Impactos da alfabetização
Mas, afinal, que diferença a alfabetização faz para a vida cotidiana das pessoas? Dados do Inaf (Indicador de Alfabetismo Funcional) mostram que apenas cerca de 20% dos analfabetos funcionais conseguem sacar dinheiro no caixa eletrônico de um banco ou ler e entender etiquetas de produtos de consumo, enquanto 80% das pessoas que não são analfabetas funcionais são capazes de realizar tais ações.
“Apenas 20% dos analfabetos funcionais têm computador em casa versus 60% dos plenamente alfabetizados. Ou seja, o analfabetismo tem um impacto enorme no dia a dia, na hora que saíamos de casa e vamos fazer uma compra ou pegar um ônibus, mas também tem impacto de longa duração naquilo que somos capazes de realizar e alcançar quanto ao nosso projeto de vida”, falou Paes de Barros, destacando ainda relação entre a alfabetização e o aprendizado de Matemática.
Segundo o pesquisador, hoje, o Brasil tem cerca de 2.000 municípios em que mais da metade das crianças tem proficiência inadequada em leitura e em matemática ao final do 3º ano do Ensino Fundamental. “Fica claro que quem não sabe ler não aprende Matemática”, concluiu.

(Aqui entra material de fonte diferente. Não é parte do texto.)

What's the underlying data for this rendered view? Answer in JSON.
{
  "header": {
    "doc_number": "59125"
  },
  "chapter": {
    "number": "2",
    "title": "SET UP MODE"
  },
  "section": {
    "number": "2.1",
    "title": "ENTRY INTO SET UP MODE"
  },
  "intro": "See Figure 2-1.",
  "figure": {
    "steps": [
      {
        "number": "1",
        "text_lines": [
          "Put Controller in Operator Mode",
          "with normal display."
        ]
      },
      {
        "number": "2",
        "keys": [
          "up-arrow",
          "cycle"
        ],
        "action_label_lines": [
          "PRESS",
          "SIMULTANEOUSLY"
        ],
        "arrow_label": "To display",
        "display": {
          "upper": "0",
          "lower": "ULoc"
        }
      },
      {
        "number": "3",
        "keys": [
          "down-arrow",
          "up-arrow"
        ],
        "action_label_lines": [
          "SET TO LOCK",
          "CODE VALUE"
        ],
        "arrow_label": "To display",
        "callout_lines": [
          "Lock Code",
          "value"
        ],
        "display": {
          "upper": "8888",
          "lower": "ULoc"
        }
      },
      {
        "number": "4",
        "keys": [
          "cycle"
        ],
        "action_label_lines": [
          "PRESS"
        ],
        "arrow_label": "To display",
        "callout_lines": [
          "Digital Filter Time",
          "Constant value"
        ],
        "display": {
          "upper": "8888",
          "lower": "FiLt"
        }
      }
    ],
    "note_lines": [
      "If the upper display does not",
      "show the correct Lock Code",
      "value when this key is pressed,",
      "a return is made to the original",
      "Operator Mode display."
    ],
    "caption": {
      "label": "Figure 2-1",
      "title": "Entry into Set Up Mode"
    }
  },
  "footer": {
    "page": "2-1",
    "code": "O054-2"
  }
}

Ao mesmo tempo, o país tem cerca de 270 municípios em que mais de 75% das crianças têm proficiência adequada em leitura e Matemática. A maioria dessas cidades está no Estado do Ceará. “Por que aqueles 2.000 municípios não aprendem com esses 270? Nós sabemos alfabetizar, mas temos certa dificuldade de copiar os bons exemplos”, afirmou.
Analfabetismo no Brasil e no mundo
Outros dados alarmantes foram lembrados pelo pesquisador durante o evento: 55% dos estudantes que estão no final do 3º ano do Ensino Fundamental não possuem aprendizado adequado em leitura, e esse índice chega a 34% com relação à escrita, segundo dados da Avaliação Nacional de Alfabetização (ANA) 2016. “Além disso, o Brasil é um país onde 20% das crianças de sete anos e meio não estão alfabetizadas”, contou Paes de Barros.
Com relação à taxa de analfabetismo entre jovens no mundo, destacou que o Brasil está pior do que praticamente todos os países latino-americanos, com exceção de El Salvador, Suriname, Colômbia e Paraguai. “Portanto, praticamente todos os países sul-americanos, inclusive os mais pobres, como a Bolívia, têm um grau de alfabetização entre jovens mais alto do que o Brasil”, disse.
Entre os BRICS (grupo de países com desenvolvimento econômico emergente, composto por Brasil, Rússia, Índia, China e África do Sul), o Brasil tem uma taxa de analfabetismo entre jovens menor apenas do que a Índia.
“Percebemos que os países em que as pessoas conseguem ler produzem mais por trabalhador, e, portanto, têm mais renda por trabalhador, mais salários altos e mais riqueza”, concluiu Paes de Barros, destacando exemplos como Noruega, Japão, França, Irlanda e Estados Unidos.